Il a par exploit de commissaire de justice du 20 septembre 2025 fait assigner Monsieur [Y].
Il expose avoir, par contrat conclu le 9 août 2022, donné à bail aux défendeurs un logement situé [Adresse 3] à [Localité 7], moyennant un loyer mensuel de 820,00 euros, augmenté de 90,00 euros de provisions sur charges.
Monsieur [J] [Y] s’est engagé en qualité de caution selon acte de cautionnement signé le 1er août 2022.

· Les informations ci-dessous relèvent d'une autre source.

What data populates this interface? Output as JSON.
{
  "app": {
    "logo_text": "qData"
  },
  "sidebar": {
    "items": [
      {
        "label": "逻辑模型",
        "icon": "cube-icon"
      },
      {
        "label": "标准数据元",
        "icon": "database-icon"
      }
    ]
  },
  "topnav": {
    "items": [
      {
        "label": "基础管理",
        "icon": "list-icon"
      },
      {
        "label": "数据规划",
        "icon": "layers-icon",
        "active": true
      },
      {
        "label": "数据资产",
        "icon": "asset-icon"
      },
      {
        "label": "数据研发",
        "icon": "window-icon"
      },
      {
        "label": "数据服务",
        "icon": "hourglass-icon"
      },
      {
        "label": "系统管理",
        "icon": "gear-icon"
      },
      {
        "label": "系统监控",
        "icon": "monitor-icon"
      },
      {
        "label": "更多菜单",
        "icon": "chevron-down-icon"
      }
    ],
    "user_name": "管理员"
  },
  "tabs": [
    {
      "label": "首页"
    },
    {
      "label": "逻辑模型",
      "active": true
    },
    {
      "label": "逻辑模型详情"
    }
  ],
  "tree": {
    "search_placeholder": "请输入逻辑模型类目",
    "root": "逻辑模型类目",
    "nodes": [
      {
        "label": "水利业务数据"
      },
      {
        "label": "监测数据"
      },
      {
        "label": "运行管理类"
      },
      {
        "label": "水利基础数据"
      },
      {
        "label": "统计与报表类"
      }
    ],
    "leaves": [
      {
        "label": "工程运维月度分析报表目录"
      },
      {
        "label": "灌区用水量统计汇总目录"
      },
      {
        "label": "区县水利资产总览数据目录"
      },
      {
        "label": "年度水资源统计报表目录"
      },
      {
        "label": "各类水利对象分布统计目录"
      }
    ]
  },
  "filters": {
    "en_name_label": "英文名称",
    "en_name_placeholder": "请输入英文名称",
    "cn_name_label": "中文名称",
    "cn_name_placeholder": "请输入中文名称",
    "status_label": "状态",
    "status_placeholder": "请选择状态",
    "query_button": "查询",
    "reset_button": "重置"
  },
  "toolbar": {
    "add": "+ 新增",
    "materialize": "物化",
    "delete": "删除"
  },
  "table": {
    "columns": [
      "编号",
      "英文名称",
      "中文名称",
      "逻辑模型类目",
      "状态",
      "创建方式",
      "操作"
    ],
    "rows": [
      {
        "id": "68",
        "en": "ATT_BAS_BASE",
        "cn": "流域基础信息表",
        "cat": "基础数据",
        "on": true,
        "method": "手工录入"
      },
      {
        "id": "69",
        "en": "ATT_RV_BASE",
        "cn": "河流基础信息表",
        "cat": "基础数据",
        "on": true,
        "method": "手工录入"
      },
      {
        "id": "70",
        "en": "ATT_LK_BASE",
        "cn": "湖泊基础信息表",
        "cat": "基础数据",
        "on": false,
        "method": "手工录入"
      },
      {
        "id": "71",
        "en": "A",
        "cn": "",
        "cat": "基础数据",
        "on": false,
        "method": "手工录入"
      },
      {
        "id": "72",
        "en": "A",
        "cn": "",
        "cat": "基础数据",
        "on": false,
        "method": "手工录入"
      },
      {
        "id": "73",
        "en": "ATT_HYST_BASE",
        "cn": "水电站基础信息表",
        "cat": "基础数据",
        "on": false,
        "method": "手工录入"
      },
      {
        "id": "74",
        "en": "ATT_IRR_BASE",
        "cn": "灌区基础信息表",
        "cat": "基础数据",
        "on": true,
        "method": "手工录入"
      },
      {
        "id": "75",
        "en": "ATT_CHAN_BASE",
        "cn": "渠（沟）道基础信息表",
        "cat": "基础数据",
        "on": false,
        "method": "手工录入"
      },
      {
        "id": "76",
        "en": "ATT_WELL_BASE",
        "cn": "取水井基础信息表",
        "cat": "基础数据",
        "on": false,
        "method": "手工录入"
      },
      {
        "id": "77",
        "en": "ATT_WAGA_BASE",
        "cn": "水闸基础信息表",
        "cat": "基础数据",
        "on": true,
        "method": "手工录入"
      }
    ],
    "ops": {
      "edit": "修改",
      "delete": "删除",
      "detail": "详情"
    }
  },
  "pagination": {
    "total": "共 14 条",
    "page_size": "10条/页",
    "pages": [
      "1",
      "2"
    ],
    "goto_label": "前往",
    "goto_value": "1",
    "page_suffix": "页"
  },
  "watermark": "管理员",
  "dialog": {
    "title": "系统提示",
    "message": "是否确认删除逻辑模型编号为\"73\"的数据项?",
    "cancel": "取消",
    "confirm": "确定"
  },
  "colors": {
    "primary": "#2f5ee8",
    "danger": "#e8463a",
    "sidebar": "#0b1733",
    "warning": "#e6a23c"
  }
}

Les loyers étant régulièrement impayés, il leur a fait délivrer un commandement de payer en date du 13 août 2024, visant la clause résolutoire contenue au bail.
Le commandement de payer n’ayant pas été suivi d’effet, il demande au Juge :
— de constater la résiliation de plein droit du bail, subsidiairement d’en prononcer la résiliation judiciaire,
— d’ordonner l’expulsion sans délai des défendeurs, avec le cas échéant le concours de la force publique, et sous astreinte de 100,00 euros par jour,
— de les condamner solidairement au paiement :
— d’une somme de 3.640,00 euros, pour les loyers impayés,
— d’une indemnité mensuelle d’occupation égale aux loyers et charges révisés jusqu’à évacuation complète des lieux,
— et d’une somme de 1.500,00 euros à titre de dommages et intérêts pour résistance abusive.
Il met en compte 1.500,00 euros au titre des dispositions de l’article 700 du Code de Procédure Civile et sollicite l’exécution provisoire.
L’affaire a été fixée à l’audience du 25 novembre 2025.
Monsieur [B], représenté par son avocat, reprend ses conclusions antérieures, maintient sa demande portant sur la résiliation du bail.
Il précise néanmoins se désister d’instance et d’action à l’encontre de Monsieur [Y], un accord ayant été trouvé avec ce dernier, qui a réglé la somme de 2.730,00 euros, à déduire de la dette locative, dont le solde restant s’élève donc à 910,00 euros.
Monsieur [G] [M] comparaît en personne, indique avoir été un locataire de bonne foi, n’ayant pas posé de difficultés à son bailleur alors que plusieurs problèmes sont survenus peu après l’entrée dans les lieux (garage, évacuation des wc, sifflement sous la porte en cas de vent, dalle béton mal fixée…).
Il explique les impayés par des difficultés de santé et financières, et sollicite des délais de paiement, avec possibilité de maintien dans les lieux.
Le conseil de Monsieur [B] précise que les loyers ne sont pas toujours réglés à leur échéance, et rappelle cette obligation à Monsieur [M].
Madame [M] n’a pas comparu, bien que régulièrement assignée.
L’affaire a été mise en délibéré pour le présent jugement réputé contradictoire et rendu en premier ressort.
MOTIFS
1. Sur la recevabilité de la demande :
Il résulte de l’article 24 de la loi n°89-462 du 6 juillet 1989 que l’assignation aux fins de constat ou de prononcé de résiliation de bail doit être notifiée par le commissaire de justice au Préfet, au moins six semaines avant la date de l’audience.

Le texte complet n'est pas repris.